In an earlier committee session today, Bad Wolf’s CEO Jane Tranter had flagged that Wales was not standing to benefit from the spring budget business rates relief, which is only targeted at England.

Wootten described the relief as an “Incredibly welcome sticking plaster… The underlying issue has not been resolved, and it’s not been resolved for Wales. We’ve agreed to use our resources to pay for the rates specialist who has been working with us on our working group to work with the Welsh government for their formulation to respond back on the fact that they didn’t get mitigation.”

He noted, “Ten years sounds like it’s a long time, but it’s not a long-term solution.”

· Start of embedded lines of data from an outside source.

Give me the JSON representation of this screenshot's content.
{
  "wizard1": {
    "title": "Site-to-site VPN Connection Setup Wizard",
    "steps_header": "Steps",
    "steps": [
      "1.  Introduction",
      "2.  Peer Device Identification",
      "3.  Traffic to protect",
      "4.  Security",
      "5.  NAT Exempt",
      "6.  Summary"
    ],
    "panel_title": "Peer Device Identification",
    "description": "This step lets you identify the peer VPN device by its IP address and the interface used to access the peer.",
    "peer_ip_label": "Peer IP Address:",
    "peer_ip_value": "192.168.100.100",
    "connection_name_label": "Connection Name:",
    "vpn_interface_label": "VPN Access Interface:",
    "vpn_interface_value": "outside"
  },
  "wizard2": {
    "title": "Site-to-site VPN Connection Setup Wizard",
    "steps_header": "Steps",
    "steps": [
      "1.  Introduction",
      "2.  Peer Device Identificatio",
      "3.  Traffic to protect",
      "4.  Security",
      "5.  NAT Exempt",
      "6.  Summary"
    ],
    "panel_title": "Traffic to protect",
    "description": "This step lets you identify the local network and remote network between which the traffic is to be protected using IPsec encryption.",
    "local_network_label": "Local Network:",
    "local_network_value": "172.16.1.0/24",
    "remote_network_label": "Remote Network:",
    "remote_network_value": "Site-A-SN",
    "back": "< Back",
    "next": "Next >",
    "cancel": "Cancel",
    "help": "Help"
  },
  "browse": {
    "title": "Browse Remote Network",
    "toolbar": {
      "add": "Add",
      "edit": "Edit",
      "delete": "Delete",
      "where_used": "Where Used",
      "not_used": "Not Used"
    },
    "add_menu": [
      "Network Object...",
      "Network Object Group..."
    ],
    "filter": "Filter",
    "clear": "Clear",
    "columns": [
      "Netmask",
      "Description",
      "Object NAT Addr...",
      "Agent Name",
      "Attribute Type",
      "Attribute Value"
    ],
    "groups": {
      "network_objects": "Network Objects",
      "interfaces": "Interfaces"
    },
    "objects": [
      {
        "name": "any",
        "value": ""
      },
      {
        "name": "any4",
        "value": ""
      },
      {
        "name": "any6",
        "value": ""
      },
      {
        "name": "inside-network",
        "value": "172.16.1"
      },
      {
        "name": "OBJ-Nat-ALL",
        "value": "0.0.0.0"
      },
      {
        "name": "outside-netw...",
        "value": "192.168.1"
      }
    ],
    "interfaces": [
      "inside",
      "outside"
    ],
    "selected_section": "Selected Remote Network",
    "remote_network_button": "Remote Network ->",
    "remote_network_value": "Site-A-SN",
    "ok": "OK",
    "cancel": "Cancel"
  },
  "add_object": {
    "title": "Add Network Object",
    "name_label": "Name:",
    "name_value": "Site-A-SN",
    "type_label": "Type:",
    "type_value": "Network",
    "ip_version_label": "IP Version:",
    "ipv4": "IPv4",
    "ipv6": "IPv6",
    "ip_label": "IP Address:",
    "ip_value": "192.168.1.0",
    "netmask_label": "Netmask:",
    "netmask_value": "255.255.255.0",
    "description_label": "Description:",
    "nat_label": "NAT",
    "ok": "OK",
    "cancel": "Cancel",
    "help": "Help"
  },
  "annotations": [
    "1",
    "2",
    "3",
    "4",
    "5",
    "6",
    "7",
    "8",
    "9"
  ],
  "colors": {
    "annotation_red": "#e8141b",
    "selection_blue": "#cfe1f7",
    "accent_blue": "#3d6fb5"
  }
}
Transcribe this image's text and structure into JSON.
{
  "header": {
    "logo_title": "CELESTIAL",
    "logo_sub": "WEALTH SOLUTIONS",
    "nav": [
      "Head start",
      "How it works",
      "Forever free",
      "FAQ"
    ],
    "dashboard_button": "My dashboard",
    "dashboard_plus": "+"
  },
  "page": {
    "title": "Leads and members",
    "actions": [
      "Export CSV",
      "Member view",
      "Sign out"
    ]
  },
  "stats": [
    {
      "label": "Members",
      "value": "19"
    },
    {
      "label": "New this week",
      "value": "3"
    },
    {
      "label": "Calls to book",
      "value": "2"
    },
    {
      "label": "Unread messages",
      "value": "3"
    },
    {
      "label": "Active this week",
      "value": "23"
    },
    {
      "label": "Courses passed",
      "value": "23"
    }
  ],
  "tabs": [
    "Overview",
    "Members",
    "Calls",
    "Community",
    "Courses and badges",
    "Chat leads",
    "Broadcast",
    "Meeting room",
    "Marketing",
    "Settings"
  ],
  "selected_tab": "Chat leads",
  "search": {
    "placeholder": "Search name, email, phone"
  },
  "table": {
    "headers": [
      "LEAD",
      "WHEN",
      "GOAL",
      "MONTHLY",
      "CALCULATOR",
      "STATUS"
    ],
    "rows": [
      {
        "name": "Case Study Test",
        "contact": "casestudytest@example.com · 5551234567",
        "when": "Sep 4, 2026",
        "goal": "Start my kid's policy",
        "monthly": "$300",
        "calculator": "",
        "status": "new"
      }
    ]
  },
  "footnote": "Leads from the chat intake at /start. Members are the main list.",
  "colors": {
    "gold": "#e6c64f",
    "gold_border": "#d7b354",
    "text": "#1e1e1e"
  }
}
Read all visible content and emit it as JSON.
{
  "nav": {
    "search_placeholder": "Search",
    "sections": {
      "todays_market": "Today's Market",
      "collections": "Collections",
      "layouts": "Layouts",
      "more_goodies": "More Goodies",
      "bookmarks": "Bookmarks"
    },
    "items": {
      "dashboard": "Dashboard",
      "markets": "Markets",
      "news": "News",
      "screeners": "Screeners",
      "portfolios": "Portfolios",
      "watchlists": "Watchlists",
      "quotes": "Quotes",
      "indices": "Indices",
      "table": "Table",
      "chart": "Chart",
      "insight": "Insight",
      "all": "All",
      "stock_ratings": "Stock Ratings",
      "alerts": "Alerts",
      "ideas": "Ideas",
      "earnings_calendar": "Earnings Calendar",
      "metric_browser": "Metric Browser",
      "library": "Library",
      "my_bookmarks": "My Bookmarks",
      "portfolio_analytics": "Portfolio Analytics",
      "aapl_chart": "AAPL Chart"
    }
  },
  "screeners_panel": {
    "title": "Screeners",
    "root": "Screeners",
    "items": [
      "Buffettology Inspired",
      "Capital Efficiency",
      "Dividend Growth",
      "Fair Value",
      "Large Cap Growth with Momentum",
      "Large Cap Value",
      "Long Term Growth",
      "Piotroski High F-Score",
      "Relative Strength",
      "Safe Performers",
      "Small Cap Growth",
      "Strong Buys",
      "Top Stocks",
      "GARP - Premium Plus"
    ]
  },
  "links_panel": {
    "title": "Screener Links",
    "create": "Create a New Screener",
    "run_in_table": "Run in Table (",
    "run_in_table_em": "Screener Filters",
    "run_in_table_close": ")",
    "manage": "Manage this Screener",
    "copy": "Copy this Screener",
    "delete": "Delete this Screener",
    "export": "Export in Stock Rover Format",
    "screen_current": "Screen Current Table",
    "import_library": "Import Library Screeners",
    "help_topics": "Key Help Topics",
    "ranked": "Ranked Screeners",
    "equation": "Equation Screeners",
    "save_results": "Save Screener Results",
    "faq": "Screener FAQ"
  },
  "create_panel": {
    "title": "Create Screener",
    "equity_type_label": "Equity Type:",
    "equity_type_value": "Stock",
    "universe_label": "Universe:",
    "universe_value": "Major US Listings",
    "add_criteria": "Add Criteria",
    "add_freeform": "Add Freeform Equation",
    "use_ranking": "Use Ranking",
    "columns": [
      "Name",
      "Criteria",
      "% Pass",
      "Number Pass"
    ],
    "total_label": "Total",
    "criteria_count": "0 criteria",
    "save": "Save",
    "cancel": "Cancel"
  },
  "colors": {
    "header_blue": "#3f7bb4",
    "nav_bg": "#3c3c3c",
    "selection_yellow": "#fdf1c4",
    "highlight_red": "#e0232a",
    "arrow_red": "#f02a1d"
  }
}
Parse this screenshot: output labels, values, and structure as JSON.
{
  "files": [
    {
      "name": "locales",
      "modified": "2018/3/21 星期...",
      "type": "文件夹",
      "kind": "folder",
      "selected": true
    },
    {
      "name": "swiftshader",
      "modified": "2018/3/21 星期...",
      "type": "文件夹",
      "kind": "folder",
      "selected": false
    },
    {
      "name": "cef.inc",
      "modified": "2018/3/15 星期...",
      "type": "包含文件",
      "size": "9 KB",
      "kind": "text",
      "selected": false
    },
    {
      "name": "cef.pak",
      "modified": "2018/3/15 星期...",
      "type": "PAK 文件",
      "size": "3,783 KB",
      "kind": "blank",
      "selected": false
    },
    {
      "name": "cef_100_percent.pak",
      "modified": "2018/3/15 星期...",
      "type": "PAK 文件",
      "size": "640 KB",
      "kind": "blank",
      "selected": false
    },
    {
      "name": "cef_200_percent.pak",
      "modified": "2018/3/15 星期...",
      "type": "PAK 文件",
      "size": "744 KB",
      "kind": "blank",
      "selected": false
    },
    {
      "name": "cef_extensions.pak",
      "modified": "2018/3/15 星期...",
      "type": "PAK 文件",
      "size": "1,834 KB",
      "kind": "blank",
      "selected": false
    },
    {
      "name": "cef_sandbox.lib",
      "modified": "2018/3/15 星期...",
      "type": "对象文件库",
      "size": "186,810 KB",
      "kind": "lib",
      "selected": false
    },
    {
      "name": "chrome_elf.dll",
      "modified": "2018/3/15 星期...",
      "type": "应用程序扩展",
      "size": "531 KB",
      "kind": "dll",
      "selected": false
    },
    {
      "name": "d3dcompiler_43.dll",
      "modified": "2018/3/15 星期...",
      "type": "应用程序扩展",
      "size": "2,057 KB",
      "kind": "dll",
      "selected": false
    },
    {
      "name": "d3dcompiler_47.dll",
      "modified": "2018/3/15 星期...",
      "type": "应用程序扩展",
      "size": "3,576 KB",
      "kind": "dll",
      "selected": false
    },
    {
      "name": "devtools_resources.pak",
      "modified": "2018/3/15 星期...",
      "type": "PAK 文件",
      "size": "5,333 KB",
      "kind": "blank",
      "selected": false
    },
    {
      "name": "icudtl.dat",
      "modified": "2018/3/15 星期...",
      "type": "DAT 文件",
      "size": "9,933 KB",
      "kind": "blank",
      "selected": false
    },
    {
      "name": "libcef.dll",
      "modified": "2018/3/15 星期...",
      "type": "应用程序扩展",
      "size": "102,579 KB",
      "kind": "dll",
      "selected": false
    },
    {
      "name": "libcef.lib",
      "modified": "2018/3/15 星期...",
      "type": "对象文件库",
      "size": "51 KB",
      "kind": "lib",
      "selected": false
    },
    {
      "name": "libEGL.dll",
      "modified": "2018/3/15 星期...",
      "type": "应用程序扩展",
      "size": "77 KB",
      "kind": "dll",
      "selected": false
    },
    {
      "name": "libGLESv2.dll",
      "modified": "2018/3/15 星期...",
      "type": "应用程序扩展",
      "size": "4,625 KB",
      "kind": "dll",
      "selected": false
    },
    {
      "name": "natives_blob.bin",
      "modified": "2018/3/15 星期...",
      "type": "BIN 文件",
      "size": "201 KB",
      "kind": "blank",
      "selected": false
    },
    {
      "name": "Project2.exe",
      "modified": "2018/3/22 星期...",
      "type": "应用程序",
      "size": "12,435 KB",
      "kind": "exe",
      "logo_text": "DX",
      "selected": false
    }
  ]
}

The BFC is funded by the UK government’s Department for Culture, Media and Sport (DCMS) through the BFI and the Department for Business and Trade, as well as industry sponsors. However, the organisation itself does not have funding support beyond 2025. The BFC received a three-year enhanced settlement in 2020, which was extended to 23/24, then a further £1m announced in the last autumn statement for 24/25. A funding settlement from 2025 onwards now needs to be negotiated.

“We are making an argument to the government that we want to try and find a long-term funding settlement for the British Film Commission and have had a tremendous amount of support from DCMS,” said Wootton.

John Nicolson, a member of parliament from the Scottish National Party who sits on the CMS committee, challenged Wootton on how he can promote production across the UK as the chief executive of the BFC while also championing London as a filming destination through his other role as chief executive of Film London.

“In terms of the structure, that was a decision of the UK government, when the UK Film Council was dissolved,” responded Wootton.

He added: “I don’t encourage any film company to go to Sunderland vs London. What the British Film Commission does is we offer [production companies] choice,” maintaining that happens in a “completely fair and objective manner”.